Run¶
A run is one recorded pass down a track — a single video file uploaded into Racecraft.
What a run is¶
- a single, continuous video of one descent
- one file (if your camera records in chunks, stitch them together into one file before upload)
- attached to exactly one track session or one public event
- tagged with the rider in the video (the athlete name), which is not necessarily the account that uploaded it
What a run is not¶
- not a collection of attempts
- not a multi-lap recording (one lap per run)
- not the analysis itself — the analysis is what Racecraft computes from the run
What you can do with a run¶
- mark its splits (manually if it's a reference run, by reviewing predictions if it's a target run)
- set it as the reference run for its session or event
- compare it against the reference to see splits, deltas, and the continuous time delta
Run states¶
A newly uploaded run goes through:
- uploading — the file is being transferred to Racecraft
- processing — Racecraft is building an internal index of the video and, if a reference exists, predicting splits
- ready — the run is available for comparison and on the leaderboard
You can leave the app while a run is processing; it continues in the background.
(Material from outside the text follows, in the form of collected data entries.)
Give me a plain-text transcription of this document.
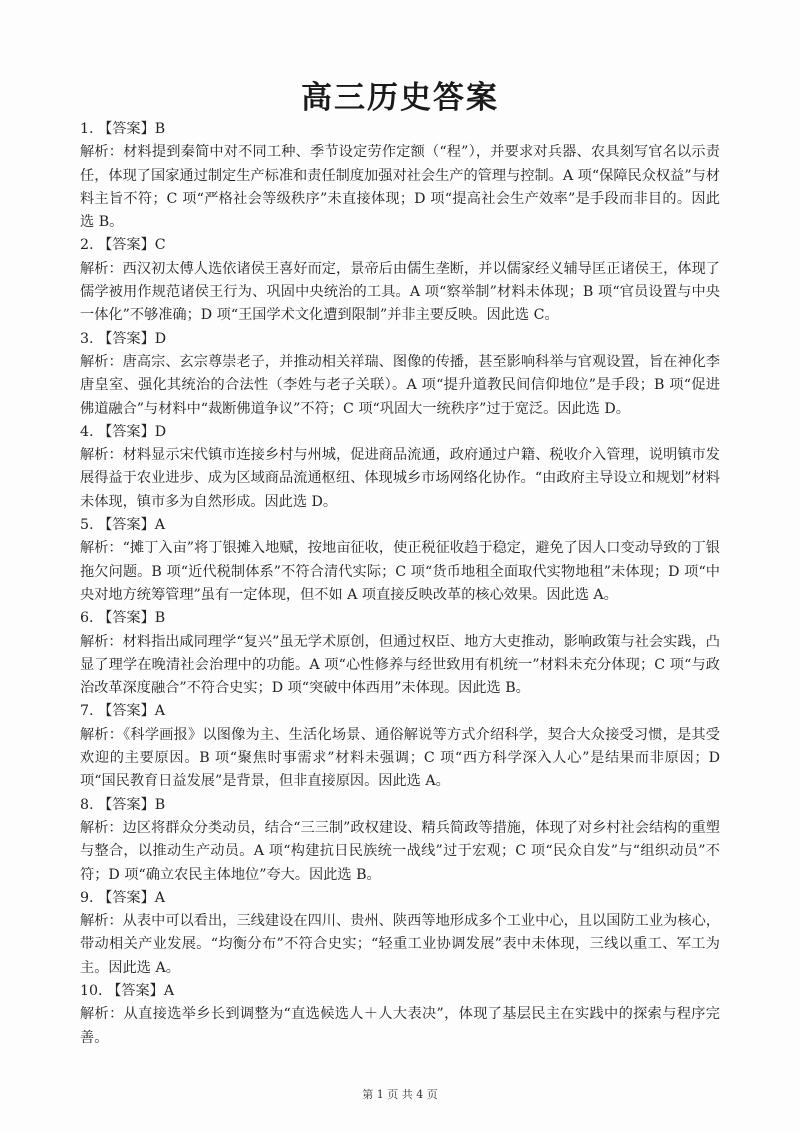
高三历史答案

1. 【答案】B

解析：材料提到秦简中对不同工种、季节设定劳作定额（“程”），并要求对兵器、农具刻写官名以示责任，体现了国家通过制定生产标准和责任制度加强对社会生产的管理与控制。A 项“保障民众权益”与材料主旨不符；C 项“严格社会等级秩序”未直接体现；D 项“提高社会生产效率”是手段而非目的。因此选 B。

2. 【答案】C

解析：西汉初太傅人选依诸侯王喜好而定，景帝后由儒生垄断，并以儒家经义辅导匡正诸侯王，体现了儒学被用作规范诸侯王行为、巩固中央统治的工具。A 项“察举制”材料未体现；B 项“官员设置与中央一体化”不够准确；D 项“王国学术文化遭到限制”并非主要反映。因此选 C。

3. 【答案】D

解析：唐高宗、玄宗尊崇老子，并推动相关祥瑞、图像的传播，甚至影响科举与官观设置，旨在神化李唐皇室、强化其统治的合法性（李姓与老子关联）。A 项“提升道教民间信仰地位”是手段；B 项“促进佛道融合”与材料中“裁断佛道争议”不符；C 项“巩固大一统秩序”过于宽泛。因此选 D。

4. 【答案】D

解析：材料显示宋代镇市连接乡村与州城，促进商品流通，政府通过户籍、税收介入管理，说明镇市发展得益于农业进步、成为区域商品流通枢纽、体现城乡市场网络化协作。“由政府主导设立和规划”材料未体现，镇市多为自然形成。因此选 D。

5. 【答案】A

解析：“摊丁入亩”将丁银摊入地赋，按地亩征收，使正税征收趋于稳定，避免了因人口变动导致的丁银拖欠问题。B 项“近代税制体系”不符合清代实际；C 项“货币地租全面取代实物地租”未体现；D 项“中央对地方统筹管理”虽有一定体现，但不如 A 项直接反映改革的核心效果。因此选 A。

6. 【答案】B

解析：材料指出咸同理学“复兴”虽无学术原创，但通过权臣、地方大吏推动，影响政策与社会实践，凸显了理学在晚清社会治理中的功能。A 项“心性修养与经世致用有机统一”材料未充分体现；C 项“与政治改革深度融合”不符合史实；D 项“突破中体西用”未体现。因此选 B。

7. 【答案】A

解析：《科学画报》以图像为主、生活化场景、通俗解说等方式介绍科学，契合大众接受习惯，是其受欢迎的主要原因。B 项“聚焦时事需求”材料未强调；C 项“西方科学深入人心”是结果而非原因；D 项“国民教育日益发展”是背景，但非直接原因。因此选 A。

8. 【答案】B

解析：边区将群众分类动员，结合“三三制”政权建设、精兵简政等措施，体现了对乡村社会结构的重塑与整合，以推动生产动员。A 项“构建抗日民族统一战线”过于宏观；C 项“民众自发”与“组织动员”不符；D 项“确立农民主体地位”夸大。因此选 B。

9. 【答案】A

解析：从表中可以看出，三线建设在四川、贵州、陕西等地形成多个工业中心，且以国防工业为核心，带动相关产业发展。“均衡分布”不符合史实；“轻重工业协调发展”表中未体现，三线以重工、军工为主。因此选 A。

10. 【答案】A

解析：从直接选举乡长到调整为“直选候选人＋人大表决”，体现了基层民主在实践中的探索与程序完善。

第 1 页 共 4 页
Run identity vs uploader identity¶
A run carries an athlete name — the rider in the video. This matters because:
- the leaderboard ranks athletes, not uploader accounts
- a coach uploading footage of three athletes ends up with three runs, each tagged with a different athlete
- a public event leaderboard shows the athlete name, not the uploader's account
If a run is showing under the wrong name, the uploader can edit the athlete tag and any leaderboard or comparison updates accordingly.